Young people who do not have access to menstrual hygiene products, an expensive necessity, face many challenges when they are menstruating, including missing school or suffering from anxiety or harm to their physical health. To help remedy this critical but historically taboo problem, a group of Portland teenagers organized in the spring of 2018 to ask their school district to address the needs of menstruating public school students. The young activists were granted permission to run a small pilot to provide free tampons and pads in women’s and unisex bathrooms at their high school. By tracking the usage data over a few months and surveying their fellow students, they were able to demonstrate the need for this service. Ultimately, the Portland Public Schools Board of Education was convinced by their proposal and allocated $25,000 in the FY 2018-19 budget to fund free menstrual products for the entire district, basing the budget on information provided by the student leaders.
Despite the fact that the state of Tennessee has preempted municipal government from setting the minimum wage for all employers in its jurisdiction, Shelby County took action in November 2018 to approve an increase in the minimum wage for all county employees, including temporary workers, to $15 an hour. The raise went into effect on January 1, 2019. Nashville Mayor Lee Harris emphasized the importance of the resolution applying to temporary workers, not just full-time employees, to ensure livable wages for as many people as possible. As Tennessee’s largest county, this was an important step towards economic justice for the maximum number of employees the county could still impact.

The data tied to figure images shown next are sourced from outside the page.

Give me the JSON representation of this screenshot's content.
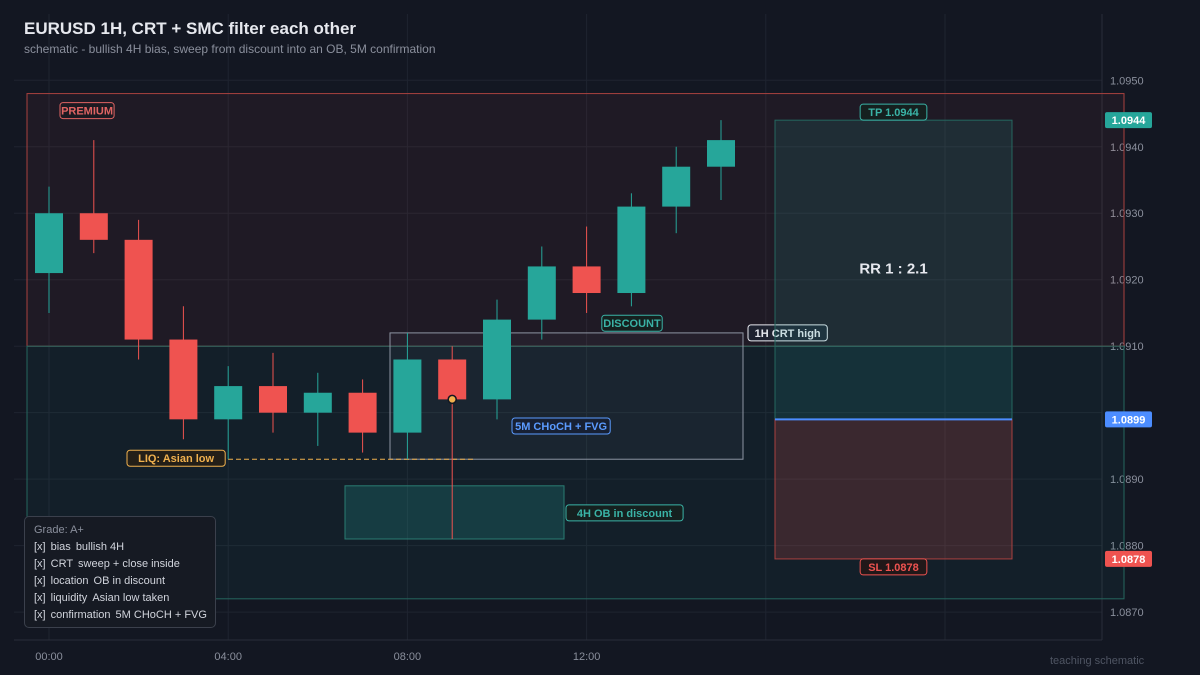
{
  "header": {
    "title": "EURUSD 1H, CRT + SMC filter each other",
    "subtitle": "schematic  -  bullish 4H bias, sweep from discount into an OB, 5M confirmation"
  },
  "footer": "teaching schematic",
  "chart_data": {
    "type": "candlestick",
    "instrument": "EURUSD",
    "timeframe": "1H",
    "ylim": [
      1.0866,
      1.096
    ],
    "y_ticks": [
      {
        "value": 1.087,
        "label": "1.0870"
      },
      {
        "value": 1.088,
        "label": "1.0880"
      },
      {
        "value": 1.089,
        "label": "1.0890"
      },
      {
        "value": 1.09,
        "label": ""
      },
      {
        "value": 1.091,
        "label": "1.0910"
      },
      {
        "value": 1.092,
        "label": "1.0920"
      },
      {
        "value": 1.093,
        "label": "1.0930"
      },
      {
        "value": 1.094,
        "label": "1.0940"
      },
      {
        "value": 1.095,
        "label": "1.0950"
      }
    ],
    "x_ticks": [
      {
        "index": 0,
        "label": "00:00"
      },
      {
        "index": 4,
        "label": "04:00"
      },
      {
        "index": 8,
        "label": "08:00"
      },
      {
        "index": 12,
        "label": "12:00"
      },
      {
        "index": 16,
        "label": ""
      },
      {
        "index": 20,
        "label": ""
      }
    ],
    "candles": [
      {
        "o": 1.0921,
        "h": 1.0934,
        "l": 1.0915,
        "c": 1.093
      },
      {
        "o": 1.093,
        "h": 1.0941,
        "l": 1.0924,
        "c": 1.0926
      },
      {
        "o": 1.0926,
        "h": 1.0929,
        "l": 1.0908,
        "c": 1.0911
      },
      {
        "o": 1.0911,
        "h": 1.0916,
        "l": 1.0896,
        "c": 1.0899
      },
      {
        "o": 1.0899,
        "h": 1.0907,
        "l": 1.0893,
        "c": 1.0904
      },
      {
        "o": 1.0904,
        "h": 1.0909,
        "l": 1.0897,
        "c": 1.09
      },
      {
        "o": 1.09,
        "h": 1.0906,
        "l": 1.0895,
        "c": 1.0903
      },
      {
        "o": 1.0903,
        "h": 1.0905,
        "l": 1.0894,
        "c": 1.0897
      },
      {
        "o": 1.0897,
        "h": 1.0912,
        "l": 1.0893,
        "c": 1.0908
      },
      {
        "o": 1.0908,
        "h": 1.091,
        "l": 1.0881,
        "c": 1.0902
      },
      {
        "o": 1.0902,
        "h": 1.0917,
        "l": 1.0899,
        "c": 1.0914
      },
      {
        "o": 1.0914,
        "h": 1.0925,
        "l": 1.0911,
        "c": 1.0922
      },
      {
        "o": 1.0922,
        "h": 1.0928,
        "l": 1.0915,
        "c": 1.0918
      },
      {
        "o": 1.0918,
        "h": 1.0933,
        "l": 1.0916,
        "c": 1.0931
      },
      {
        "o": 1.0931,
        "h": 1.094,
        "l": 1.0927,
        "c": 1.0937
      },
      {
        "o": 1.0937,
        "h": 1.0944,
        "l": 1.0932,
        "c": 1.0941
      }
    ],
    "zones": {
      "premium": {
        "label": "PREMIUM",
        "from": 1.091,
        "to": 1.0948
      },
      "discount": {
        "label": "DISCOUNT",
        "from": 1.0872,
        "to": 1.091
      },
      "crt_range": {
        "label": "1H CRT high",
        "high": 1.0912,
        "low": 1.0893
      },
      "liquidity": {
        "label": "LIQ: Asian low",
        "level": 1.0893
      },
      "order_block": {
        "label": "4H OB in discount",
        "high": 1.0889,
        "low": 1.0881
      },
      "confirmation": {
        "label": "5M CHoCH + FVG"
      },
      "entry_marker": {
        "price": 1.0902
      }
    },
    "trade": {
      "rr_label": "RR 1 : 2.1",
      "tp": 1.0944,
      "tp_label": "TP 1.0944",
      "tp_tag": "1.0944",
      "entry": 1.0899,
      "entry_tag": "1.0899",
      "sl": 1.0878,
      "sl_label": "SL 1.0878",
      "sl_tag": "1.0878"
    },
    "grid": true,
    "colors": {
      "bull": "#26a69a",
      "bear": "#ef5350",
      "entry": "#4c8dff",
      "liquidity": "#f0b14e",
      "background": "#131722"
    }
  },
  "checklist": {
    "title": "Grade: A+",
    "items": [
      {
        "mark": "[x]",
        "key": "bias",
        "value": "bullish 4H"
      },
      {
        "mark": "[x]",
        "key": "CRT",
        "value": "sweep + close inside"
      },
      {
        "mark": "[x]",
        "key": "location",
        "value": "OB in discount"
      },
      {
        "mark": "[x]",
        "key": "liquidity",
        "value": "Asian low taken"
      },
      {
        "mark": "[x]",
        "key": "confirmation",
        "value": "5M CHoCH + FVG"
      }
    ]
  }
}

The New York City Department of Health and Mental Hygiene partnered with local activists, non-profit organizations, and community leaders to create the Sexual and Reproductive Justice Community Engagement Group (SRJ CEG) in 2015. The goal of the SRJ CEG was to develop joint projects with the Bureau of Maternal, Infant and Reproductive Health. Among its accomplishments, the SRJ CEG developed the “NYC Standards for Respectful Care at Birth,” a birth justice campaign created to inform, educate, and support people giving birth. The campaign featured posters and brochures in multiple languages for patients and providers, the establishment of a Birth Justice Defenders program of community members, and initial trainings for medical providers in respectful care during pregnancy and birth. The initiative is part of the city’s attempt to reduce racial disparities in maternal mortality by working to reduce structural racism and unconscious provider bias.